Der MC20, den wir hier vorstellen, wird auch noch rein elektrisch werden und die Nachfolger von Gran Turismo/Gran Cabrio ebenfalls. Das alles wird aber erst 2021 kommen, wenn das leidvolle Coronajahr 2020 von dannen gezogen ist. Maserati ist sich nicht erst seit diesem Jahr Leid gewohnt. Wohl keine andere Marke kam so oft wie Phoenix aus der Asche – und dies schon vor dem Tag ihrer Gründung am 1. Dezember 1914. Denn die treibende Kraft hinter den Gebrüdern Maserati, Carlo, war schon 1910 verstorben. Die anderen Brüder, Bindo, Alfieri, Mario, Ettore und Ernesto verwalteten in erster Linie das Erbe ihres ältesten Bruders.

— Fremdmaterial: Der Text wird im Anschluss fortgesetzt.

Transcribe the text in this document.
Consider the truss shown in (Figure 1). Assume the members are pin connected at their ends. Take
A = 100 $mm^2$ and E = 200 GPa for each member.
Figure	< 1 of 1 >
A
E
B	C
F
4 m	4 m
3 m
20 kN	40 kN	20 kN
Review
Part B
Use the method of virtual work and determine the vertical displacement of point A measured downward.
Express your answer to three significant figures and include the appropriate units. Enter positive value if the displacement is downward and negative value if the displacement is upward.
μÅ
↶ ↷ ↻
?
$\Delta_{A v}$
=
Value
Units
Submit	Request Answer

Unübersichtliche Geschichte

Vielleicht mag Ferrari berühmter sein und heute heller strahlen. Doch Maserati ist eigentlich zusammen mit Alfa Romeo der wahre Kern der italienischen Sportwagen – so quasi das Herz und das Blut. Enzo Ferrari war ein Emporkömmling, auch ein Blender, er bediente im Vergleich zu Maserati und Alfa die Neureichen. Daran hat sich bis heute nicht viel geändert. Die Maserati-Geschichte ist dagegen deutlich unübersichtlicher. Die Marke wurde schon etliche Male aufgekauft. Einmal war sie im Besitz von Citroën (1968), dann von de Tomaso (1975), ehe sie Fiat 1993 zum ersten Mal übernahm. Jahre später veräusserten die Turiner den Sportwagen an Ferrari (1997), um ihn 2005 wieder zu übernehmen. Egal, wem Maserati gehörte, die Marke überzeugte immer. Davon zeugen einige der grossartigsten Rennwagen überhaupt. Dem Kenner bedeutet 250F mehr als 250 GTO, Birdcage viel mehr als BB, und all die A6 sind überhaupt ein bisschen die Quintessenz von wunderschönen und schnellen Automobilen.

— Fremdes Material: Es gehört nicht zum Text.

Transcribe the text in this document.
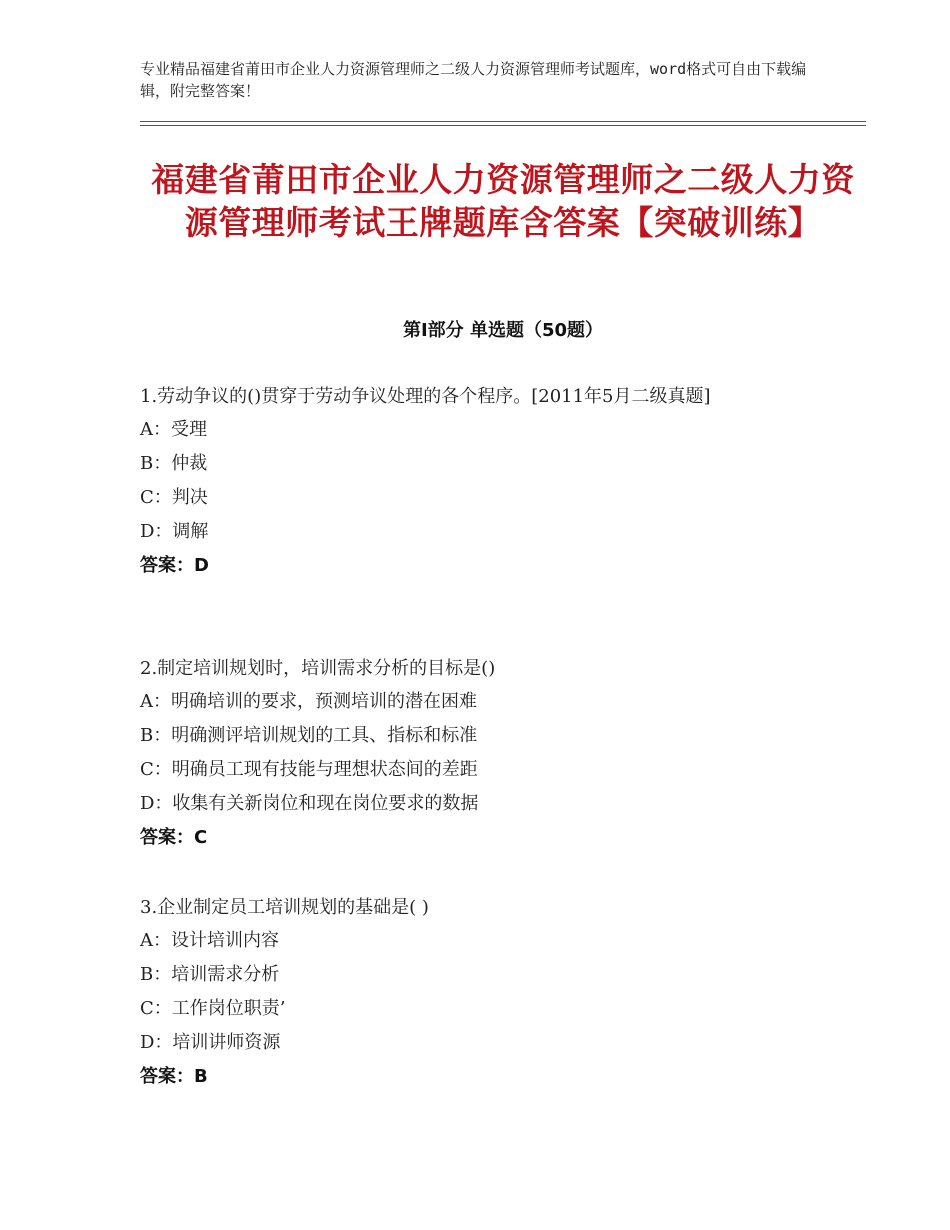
专业精品福建省莆田市企业人力资源管理师之二级人力资源管理师考试题库，word格式可自由下载编辑，附完整答案！
福建省莆田市企业人力资源管理师之二级人力资源管理师考试王牌题库含答案【突破训练】
第Ⅰ部分 单选题（50题）
1.劳动争议的()贯穿于劳动争议处理的各个程序。[2011年5月二级真题]
A：受理
B：仲裁
C：判决
D：调解
答案：D
2.制定培训规划时，培训需求分析的目标是()
A：明确培训的要求，预测培训的潜在困难
B：明确测评培训规划的工具、指标和标准
C：明确员工现有技能与理想状态间的差距
D：收集有关新岗位和现在岗位要求的数据
答案：C
3.企业制定员工培训规划的基础是( )
A：设计培训内容
B：培训需求分析
C：工作岗位职责’
D：培训讲师资源
答案：B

Eines der grossartigsten Rennen in der Formel-1-Geschichte ist jenes auf dem Nürburgring im Jahr 1957. Der spätere Weltmeister Juan Manuel Fangio fuhr damals aus völlig aussichtsloser Position unerwartet doch noch zum Sieg. Und man vergisst heute oft, dass die 5000 GT und Mistral und Ghibli und Co. den Ferrari und Lamborghini jener Jahre in Sachen Stil und Verkaufszahlen deutlich überlegen waren.

Ein deutliches Statement

Lange, viel zu lange musste Maserati warten. Doch jetzt, genau jetzt macht es den Eindruck, als ob man zu einstiger Grösse zurückkehren kann. Die Sportwagenbauer von Maserati haben mit dem Nettuno aus dem Nichts den spannendsten und fortschrittlichsten Motor der vergangenen Jahre konstruiert. Er überzeugt durch seine sehr fortschrittliche Vorkammerzündung und darf jetzt auch ein Fahrzeug antreiben: den MC20. Das ist in ziemlich jeder Hinsicht die einzig mögliche Antwort der italienischen Sportwagenproduzenten auf McLaren. Eine Antwort, zu der die italienischen Ferrari und Lamborghini sowie die deutsche Porsche nicht fähig zu sein scheinen.

In unseren Träumen eines neuen Supersportwagens von Maserati haben wir ihn uns den MC20 wilder, animalischer, heftiger vorgestellt. Gleichzeitig müssen wir erkennen, dass solches Treiben eben gar nicht zur Marke gepasst hätte. Klar, das Design eines Mittelmotorfahrzeugs ist einigermassen definiert. Das war schon beim Bora so und ist jetzt nicht anders. Der MC20 kann dafür ohne jegliche aerodynamischen Anbauten auskommen. Er ist in der Schlichtheit seines Designs auch ein deutliches Statement.

Grosse Vorfreude

Auf den MC20 darf man sich freuen. Einerseits dank dem «Nettuno», aber auch wegen dem Drei-Liter-Hubraum, Doppelturbo, Vorkammerzündung, 630 Pferdestärke (PS) bei 7500/min, ein maximales Drehmoment von 730 Newtonmetern (Nm) zwischen 3000 und 5500/min und dem Achtgangdoppelkupplungsgetriebe. In drei Sekunden beschleunigt das Fahrzeug auf 100 Kilometer pro Stunde (km/h). Die Höchstgeschwindigkeit liegt bei etwa 325 km/h. Verbrauchsangaben gibt es noch keine. Von Preisen gibt es auch keine Spur. Doch dafür gibt es Angaben zur Grösse: Der Wagen ist 4,6 Meter lang, zwei Meter breit, nur 1,22 Meter hoch, dies bei einem Radstand von 2,7 Metern. Wenig begeistert sind wir vom Leergewicht, das mit 1470 Kilogramm doch ziemlich einiges auf die Waage mitbringt. Zumal der Maserati über ein vollkommen neues Karbon-Monocoque verfügt.